The Fed’s housing reset is, at its core, not really about housing.

The Fed has only two mandates: maximum employment and stable prices. In other words, low unemployment and low inflation.

To that end - and as crazy as it might sound - the Fed will happily sacrifice something like the housing market if it serves the purpose of helping them to control inflation.

Housing is nothing more to the Fed than a transmission mechanism in its efforts to project its influence in order to control one of the two things it is mandated to control. As such, the housing correction is simply a means to an end and nothing more as far as the Fed is concerned.

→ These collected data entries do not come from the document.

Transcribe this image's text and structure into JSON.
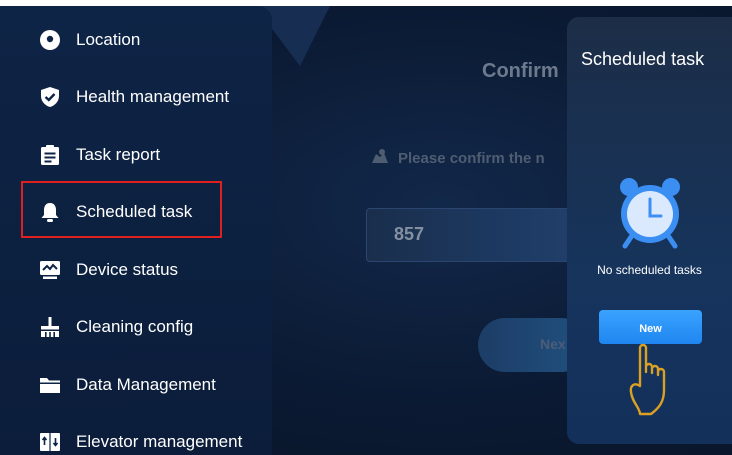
{
  "sidebar": {
    "items": [
      {
        "label": "Location",
        "icon": "location-pin-icon"
      },
      {
        "label": "Health management",
        "icon": "shield-check-icon"
      },
      {
        "label": "Task report",
        "icon": "clipboard-icon"
      },
      {
        "label": "Scheduled task",
        "icon": "bell-icon"
      },
      {
        "label": "Device status",
        "icon": "monitor-chart-icon"
      },
      {
        "label": "Cleaning config",
        "icon": "broom-icon"
      },
      {
        "label": "Data Management",
        "icon": "folder-icon"
      },
      {
        "label": "Elevator management",
        "icon": "elevator-icon"
      }
    ],
    "selected": "Scheduled task"
  },
  "main": {
    "title": "Confirm",
    "hint": "Please confirm the n",
    "number": "857",
    "next_label": "Nex"
  },
  "panel": {
    "title": "Scheduled task",
    "empty_text": "No scheduled tasks",
    "new_label": "New"
  },
  "colors": {
    "highlight": "#e0201e",
    "accent": "#2b95f8",
    "clock": "#3b8ff2",
    "hand": "#d9a024"
  }
}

Here’s how it works: the Fed increases interest rates, which in turn applies upward pressure on the cost to borrow money – such as a mortgage. As mortgage rates move higher, home sales and new homebuilding decline. That causes demand for things like lumber and plumbing contractors to fall. These declines, once sustained for a long enough period of time, will begin to spread to other parts of the economy and, in theory, weaken the labor market and help tame inflation.

Powell has indicated that until inflation is reigned in to meet the Fed’s 2% target, it will be their central focus – even if that means pushing the U.S. economy into a recession to achieve it.

Read that again.

Of course, in a perfect world the Fed’s housing “reset” would return us to a balanced housing market, but at the end of the day, the Fed’s mandate isn’t to provide you and I with affordable housing. That being said, if the current efforts to stem inflation do not produce the desired results, make no mistake that the Fed will continue to offer up the housing market as a sacrifice in an attempt to fulfill their mandate.

As such, there is absolutely a scenario here where the Fed pushes so hard on the housing market that it pushes the whole economy into a recession. However, if we end up in a recession that is so deep that new homes stop being built, that won’t do too much for helping us make any progress in attaining the balanced market Powell has been babbling about this past week.

The take home message is that everyone needs to be keenly aware that the Fed will not think twice at this point about the notion of throwing the housing market to the lions if they think it might help bring inflation under control.